TOCH: Miniature Overture; Peter Pan; Notturno; Jeptha–Rhapsodic Poem (Symphony No. 5) – The Louisville Orchestra/ Robert Whitney and Jorge Mester (Miniature Overture)First Edition

by | Jul 27, 2005 | Classical Reissue Reviews | 0 comments

TOCH: Miniature Overture; Peter Pan, Op. 76; Notturno, Op. 77;
Jeptha–Rhapsodic Poem (Symphony No. 5), Op. 89 – The Louisville
Orchestra/Robert Whitney and Jorge Mester (Miniature Overture)
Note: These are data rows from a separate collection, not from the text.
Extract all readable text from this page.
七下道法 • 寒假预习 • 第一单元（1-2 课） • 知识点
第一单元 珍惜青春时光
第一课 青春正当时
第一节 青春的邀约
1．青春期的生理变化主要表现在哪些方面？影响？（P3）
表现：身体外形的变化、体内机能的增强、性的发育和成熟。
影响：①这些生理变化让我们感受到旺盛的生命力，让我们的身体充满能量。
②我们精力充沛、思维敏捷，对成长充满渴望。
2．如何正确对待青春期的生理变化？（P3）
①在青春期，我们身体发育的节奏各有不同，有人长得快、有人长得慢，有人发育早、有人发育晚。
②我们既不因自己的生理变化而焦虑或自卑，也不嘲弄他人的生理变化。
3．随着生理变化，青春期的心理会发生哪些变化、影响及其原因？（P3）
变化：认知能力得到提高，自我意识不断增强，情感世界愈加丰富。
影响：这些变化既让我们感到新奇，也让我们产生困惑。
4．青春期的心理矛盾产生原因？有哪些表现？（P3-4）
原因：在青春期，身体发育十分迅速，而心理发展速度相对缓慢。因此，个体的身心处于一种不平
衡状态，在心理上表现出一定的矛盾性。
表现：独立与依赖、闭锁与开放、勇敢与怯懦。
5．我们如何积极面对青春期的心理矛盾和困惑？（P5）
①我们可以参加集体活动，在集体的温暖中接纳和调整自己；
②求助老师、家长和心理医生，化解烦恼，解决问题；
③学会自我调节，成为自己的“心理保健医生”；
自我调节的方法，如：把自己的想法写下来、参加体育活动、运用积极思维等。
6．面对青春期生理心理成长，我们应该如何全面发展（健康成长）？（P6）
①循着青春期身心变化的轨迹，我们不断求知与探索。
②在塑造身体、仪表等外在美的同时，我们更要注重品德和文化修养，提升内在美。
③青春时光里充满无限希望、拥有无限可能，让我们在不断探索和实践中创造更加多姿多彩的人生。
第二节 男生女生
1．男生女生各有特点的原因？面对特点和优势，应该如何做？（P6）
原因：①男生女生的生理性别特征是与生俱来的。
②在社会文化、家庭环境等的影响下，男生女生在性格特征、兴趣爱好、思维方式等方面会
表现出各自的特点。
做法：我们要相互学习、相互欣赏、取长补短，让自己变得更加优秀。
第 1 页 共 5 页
First Edition FECD-0035  45:40 (Distrib. Albany)****:

The name of Ernest Toch (1887-1964) first impressed me in my collegium
musicum class at SUNY Binghamton, with our singing of the composer’s
witty Geographical Fugue, with its emphatic TI-BET!  Performances
of the Pinocchio Overture confirmed my assessment of Toch as a thorough
classicist with a virile idiosyncratic capacity for color and
nuance.  The film score to Gary Cooper’s fanciful Pete Ibbetsen
also caught my attention. The graceful charm and orchestral facility of
the present group of Toch pieces only continues to make me wonder why
the musical airwaves are so bereft of this composer’s fine and
varigated talent.

The big work of this Toch group is the 1962 score Jeptha, the
composer’s one-movement Symphony No. 5, recorded 1965. Somewhat n the
style of the Sibelius Seventh Symphony, the darkly airy score develops
its opening motives into an extended lament with woodwind interludes,
the darker explosions of color sounding like a film score by Alex
North. On the opposite end of the spectrum is the 1932 Miniature
Overture, recorded 1969 by Jorge Mester, a C Major contrapuntally
active piece whose brevity does not prevent its having a quirky, airy
development. The Peter Pan Fairy Tale for Orchestra (1956) owes less to
James M. Barrie than to the MacDowell Colony landscape of New Hampshire
for its never-land sense of rapture and timelessness.  In three
brief movements, the work is non-programmatic, simply three facile
segments of lithe energy recorded in 1960 by the ever-sympathetic
Robert Whitney. From the same time and venue comes the Notturno (1954)
recorded 1954 by Whitney, another elfin piece in the manner of a darker
Mendelssohn, here employing a chamber music sonority with selective
percussion to evoke moody nostalgia. Each of these performances is a
world premiere, the sound (mono and stereo) quite pointed, so the
audiophile and musicologist has here a disc of singular import.